VOS disk allocation and memory is organised in "blocks", each block being 4,096 bytes. Memory takes the form of RAM or paging. VOS systems support paging partitions and paging files. In modern versions of VOS, paging files can be created dynamically by the SysAdmin (but not removed without a reboot). These paging files can in theory consist of more than one extent (which is viewed by the kernel as a mini-paging partition) which may or may not be contiguous. However, non-contiguous extents are NOT recommended as they greatly increase disk activity. Admin should create the largest possible extent for the paging files as early as possible after the system has been booted.

===File system security===
VOS supports write, read, execute, and null (no) access to all files, directories and devices (although directories and files have slightly different access lists).
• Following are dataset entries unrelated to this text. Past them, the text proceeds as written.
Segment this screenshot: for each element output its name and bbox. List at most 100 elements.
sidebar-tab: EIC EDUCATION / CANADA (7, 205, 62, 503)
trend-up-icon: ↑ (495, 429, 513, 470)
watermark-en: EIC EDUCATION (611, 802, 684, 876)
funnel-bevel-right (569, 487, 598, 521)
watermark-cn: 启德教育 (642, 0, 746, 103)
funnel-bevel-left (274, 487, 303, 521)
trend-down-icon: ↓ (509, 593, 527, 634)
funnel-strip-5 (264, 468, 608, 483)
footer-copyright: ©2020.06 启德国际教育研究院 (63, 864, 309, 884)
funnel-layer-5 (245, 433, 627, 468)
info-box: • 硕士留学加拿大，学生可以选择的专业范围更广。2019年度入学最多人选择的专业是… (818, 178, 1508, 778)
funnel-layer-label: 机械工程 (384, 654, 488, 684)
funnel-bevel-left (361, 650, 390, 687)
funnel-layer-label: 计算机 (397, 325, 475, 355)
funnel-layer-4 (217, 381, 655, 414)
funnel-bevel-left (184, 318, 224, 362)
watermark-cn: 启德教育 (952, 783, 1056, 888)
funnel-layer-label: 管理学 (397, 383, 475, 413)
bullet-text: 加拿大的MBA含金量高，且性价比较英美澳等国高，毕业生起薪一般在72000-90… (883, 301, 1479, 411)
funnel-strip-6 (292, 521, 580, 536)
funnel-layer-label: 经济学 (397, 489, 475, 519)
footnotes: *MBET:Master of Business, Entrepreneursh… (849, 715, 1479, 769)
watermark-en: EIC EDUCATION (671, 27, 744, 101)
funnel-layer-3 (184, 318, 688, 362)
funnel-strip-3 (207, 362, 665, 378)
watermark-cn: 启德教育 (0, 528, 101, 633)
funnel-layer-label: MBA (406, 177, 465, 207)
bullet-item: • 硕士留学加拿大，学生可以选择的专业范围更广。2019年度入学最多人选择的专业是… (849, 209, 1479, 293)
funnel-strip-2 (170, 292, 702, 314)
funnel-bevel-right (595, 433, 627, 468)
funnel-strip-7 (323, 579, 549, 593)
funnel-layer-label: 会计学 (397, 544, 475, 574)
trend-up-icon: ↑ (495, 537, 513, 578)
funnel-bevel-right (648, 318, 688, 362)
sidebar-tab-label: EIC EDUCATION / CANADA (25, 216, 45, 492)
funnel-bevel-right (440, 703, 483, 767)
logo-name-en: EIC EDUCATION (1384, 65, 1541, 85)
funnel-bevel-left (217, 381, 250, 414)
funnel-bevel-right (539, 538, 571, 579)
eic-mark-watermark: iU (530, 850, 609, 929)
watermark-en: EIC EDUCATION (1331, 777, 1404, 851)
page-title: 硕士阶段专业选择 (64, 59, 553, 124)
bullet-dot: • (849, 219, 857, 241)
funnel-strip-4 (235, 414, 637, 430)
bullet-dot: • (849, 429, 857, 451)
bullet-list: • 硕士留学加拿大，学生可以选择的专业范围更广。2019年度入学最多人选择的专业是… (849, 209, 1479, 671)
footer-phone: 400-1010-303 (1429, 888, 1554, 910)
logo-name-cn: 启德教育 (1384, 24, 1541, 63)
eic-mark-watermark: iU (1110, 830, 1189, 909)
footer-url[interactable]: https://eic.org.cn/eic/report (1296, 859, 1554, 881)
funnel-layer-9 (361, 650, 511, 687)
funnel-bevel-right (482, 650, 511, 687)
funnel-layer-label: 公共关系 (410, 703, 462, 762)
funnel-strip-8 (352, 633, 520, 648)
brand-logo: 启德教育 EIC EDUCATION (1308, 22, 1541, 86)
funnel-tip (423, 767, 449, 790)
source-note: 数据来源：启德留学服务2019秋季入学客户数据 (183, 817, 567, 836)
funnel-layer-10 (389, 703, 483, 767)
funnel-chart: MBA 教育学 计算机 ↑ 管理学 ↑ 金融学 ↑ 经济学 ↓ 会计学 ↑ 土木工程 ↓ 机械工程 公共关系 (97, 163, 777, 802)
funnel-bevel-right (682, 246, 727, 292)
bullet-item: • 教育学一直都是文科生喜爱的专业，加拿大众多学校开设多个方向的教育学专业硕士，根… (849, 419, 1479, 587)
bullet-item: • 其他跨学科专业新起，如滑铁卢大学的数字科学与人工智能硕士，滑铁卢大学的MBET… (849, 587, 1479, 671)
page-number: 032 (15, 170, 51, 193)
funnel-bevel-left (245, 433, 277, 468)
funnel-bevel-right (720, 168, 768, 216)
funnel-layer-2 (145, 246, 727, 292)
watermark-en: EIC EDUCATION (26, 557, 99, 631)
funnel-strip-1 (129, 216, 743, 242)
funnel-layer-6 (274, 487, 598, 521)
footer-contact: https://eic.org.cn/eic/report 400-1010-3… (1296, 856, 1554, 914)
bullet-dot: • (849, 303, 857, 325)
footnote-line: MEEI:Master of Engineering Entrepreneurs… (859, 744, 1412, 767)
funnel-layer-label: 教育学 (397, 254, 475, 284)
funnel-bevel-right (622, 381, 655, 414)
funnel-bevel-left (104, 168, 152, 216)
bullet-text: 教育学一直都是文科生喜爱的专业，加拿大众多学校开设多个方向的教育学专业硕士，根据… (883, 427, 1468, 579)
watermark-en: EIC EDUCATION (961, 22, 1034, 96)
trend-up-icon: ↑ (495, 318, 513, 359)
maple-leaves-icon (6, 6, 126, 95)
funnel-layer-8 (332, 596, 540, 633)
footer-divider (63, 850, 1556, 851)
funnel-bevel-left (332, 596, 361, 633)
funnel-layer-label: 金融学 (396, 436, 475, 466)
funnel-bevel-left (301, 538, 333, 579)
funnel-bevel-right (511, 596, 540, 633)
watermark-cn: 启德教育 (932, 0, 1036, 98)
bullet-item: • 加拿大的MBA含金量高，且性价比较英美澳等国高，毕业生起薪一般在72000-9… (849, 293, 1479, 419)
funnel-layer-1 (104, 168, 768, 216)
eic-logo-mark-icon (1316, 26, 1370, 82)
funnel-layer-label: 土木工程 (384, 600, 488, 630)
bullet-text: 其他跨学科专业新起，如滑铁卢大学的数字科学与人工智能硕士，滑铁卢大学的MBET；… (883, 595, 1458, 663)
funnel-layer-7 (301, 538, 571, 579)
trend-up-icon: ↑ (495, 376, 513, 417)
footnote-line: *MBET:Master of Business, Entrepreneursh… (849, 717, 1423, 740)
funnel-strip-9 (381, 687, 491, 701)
Access can be assigned to users, groups, or the world. Only read access is required to run an executable program, provided that the user has "status" access for the directory in which that program resides.

VOS inherited access control lists from Multics and also implements directory access control lists. If a file does not have an access control list, the containing directory's default access control list applies.

Access to devices is typically controlled by creating a file which is linked to the device by the administrator. (This may be true in OpenVOS, but does not apply to the original operating system.) Access is then given to this file, and this sets the access on the device.

==Open StrataLINK==
VOS has always been a network-aware operating system. Virtually every system call in the native API has a parameter that determines what computer the operation affects. If the operation isn't local, it is redirected to the target computer via remote subroutine call. For example, file names are parsed to indicate which computer the file resides on.

The StrataLINK networking model has a two level hierarchy for naming computers: Each computer is called a module and modules are aggregated into systems. Each system is administered as a unit. In other words, all of the modules in a system are aware of all the disks and hardware devices on that system. The result of this is that a file name that begins with the system name refers to files on other computers and can be opened without the need for any special networking. The same is true for devices. Other system entities, such as processes, are referenced using module names which are written %system#module. The VOS system and module names have no defined relationship with IP addresses or domain names—The VOS API was developed in late 1980—before the Internet was widely adopted and long before URLs were even invented.

Historically, StrataLINK was a proprietary 10Mb CSMA/CD ring network which allowed high performance (for the time) with very low memory overhead and CPU utilization. This was never developed beyond 10Mb and was dropped in favor of using TCP/IP because Ethernet became the dominant networking standard and because memory and CPU processing got cheaper.

Open StrataLINK can also use X.25 for wide area communications. Using the Open StrataLINK protocols for wide area communications is also referred to as StrataNET.